Thanks for your help!


----------



## GT17V (Aug 7, 2001)

*Re: 1st Oil Change for 08 Jetta (06valdosta)*


_Quote, originally posted by *06valdosta* »_A friend of mine had a Jetta in VA, and her oil changes were free. I'm in GA, and there was no mention of free oil changes here. I think I will just wait a few extra hundred miles and have it done at the dealer....just to be sure. 
Thanks for your help!

The VW free maintenance plan was dropped in 2002 and is reappearing in 2009
back to the OP... get it done at the dealership or at a independent VW-specialist shop.


----------



## saaber2 (Jul 15, 2008)

*Re: 1st Oil Change for 08 Jetta (06valdosta)*

Avoid quick lube places like the plague!

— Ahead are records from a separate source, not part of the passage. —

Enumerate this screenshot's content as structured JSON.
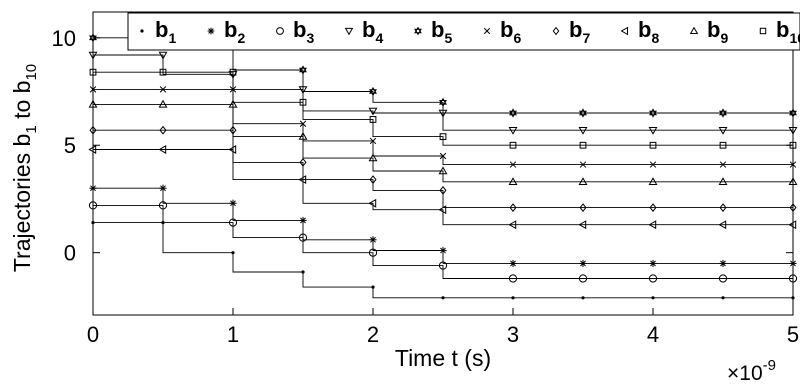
{
  "chart_data": {
    "type": "line",
    "title": "",
    "xlabel": "Time t (s)",
    "ylabel": "Trajectories b",
    "ylabel_parts": {
      "main": "Trajectories b",
      "sub1": "1",
      "mid": " to b",
      "sub2": "10"
    },
    "x_multiplier": "×10",
    "x_multiplier_exp": "-9",
    "xlim": [
      0,
      5
    ],
    "ylim": [
      -2.9,
      11.2
    ],
    "xticks": [
      0,
      1,
      2,
      3,
      4,
      5
    ],
    "xtick_labels": [
      "0",
      "1",
      "2",
      "3",
      "4",
      "5"
    ],
    "yticks": [
      0,
      5,
      10
    ],
    "ytick_labels": [
      "0",
      "5",
      "10"
    ],
    "grid": false,
    "legend_position": "top",
    "series": [
      {
        "name": "b",
        "sub": "1",
        "marker": "dot",
        "values": [
          1.4,
          0.0,
          -0.9,
          -1.6,
          -2.1,
          -2.1,
          -2.1,
          -2.1,
          -2.1,
          -2.1,
          -2.1
        ]
      },
      {
        "name": "b",
        "sub": "2",
        "marker": "star",
        "values": [
          3.0,
          2.3,
          1.5,
          0.6,
          0.1,
          -0.5,
          -0.5,
          -0.5,
          -0.5,
          -0.5,
          -0.5
        ]
      },
      {
        "name": "b",
        "sub": "3",
        "marker": "circle",
        "values": [
          2.2,
          1.4,
          0.7,
          0.0,
          -0.6,
          -1.2,
          -1.2,
          -1.2,
          -1.2,
          -1.2,
          -1.2
        ]
      },
      {
        "name": "b",
        "sub": "4",
        "marker": "triangle-down",
        "values": [
          9.2,
          8.3,
          7.6,
          6.6,
          6.5,
          5.7,
          5.7,
          5.7,
          5.7,
          5.7,
          5.7
        ]
      },
      {
        "name": "b",
        "sub": "5",
        "marker": "hexagram",
        "values": [
          10.0,
          9.9,
          8.5,
          7.5,
          7.0,
          6.5,
          6.5,
          6.5,
          6.5,
          6.5,
          6.5
        ]
      },
      {
        "name": "b",
        "sub": "6",
        "marker": "x",
        "values": [
          7.6,
          7.6,
          6.0,
          5.2,
          4.5,
          4.1,
          4.1,
          4.1,
          4.1,
          4.1,
          4.1
        ]
      },
      {
        "name": "b",
        "sub": "7",
        "marker": "diamond",
        "values": [
          5.7,
          5.7,
          4.2,
          3.4,
          2.9,
          2.1,
          2.1,
          2.1,
          2.1,
          2.1,
          2.1
        ]
      },
      {
        "name": "b",
        "sub": "8",
        "marker": "triangle-left",
        "values": [
          4.8,
          4.8,
          3.4,
          2.3,
          2.0,
          1.3,
          1.3,
          1.3,
          1.3,
          1.3,
          1.3
        ]
      },
      {
        "name": "b",
        "sub": "9",
        "marker": "triangle-up",
        "values": [
          6.9,
          6.9,
          5.4,
          4.4,
          3.8,
          3.3,
          3.3,
          3.3,
          3.3,
          3.3,
          3.3
        ]
      },
      {
        "name": "b",
        "sub": "10",
        "marker": "square",
        "values": [
          8.4,
          8.4,
          7.0,
          6.2,
          5.4,
          5.0,
          5.0,
          5.0,
          5.0,
          5.0,
          5.0
        ]
      }
    ],
    "x": [
      0,
      0.5,
      1.0,
      1.5,
      2.0,
      2.5,
      3.0,
      3.5,
      4.0,
      4.5,
      5.0
    ]
  }
}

Beware cross threaded drain plugs, unlubricated filter housing o rings, possible no change of filter at all, and using wrong oil. 
In order of chances of doing the oil change right, I would:
1. Do it yourself
2. Take to a good independent vw shop (they can give you documentation of the oil change) plus it is nice to start a good relationship with someone really knowledgeable about your car in case you need to ask them Qs later
Here are some vw shops from the TDIclub forum FYI http://forums.tdiclub.com/showthread.php?t=130044
3. Take to the dealer
Also, like the above poster said, a few hundred miles will make no difference.



_Modified by saaber2 at 8:24 AM 9-1-2008_


----------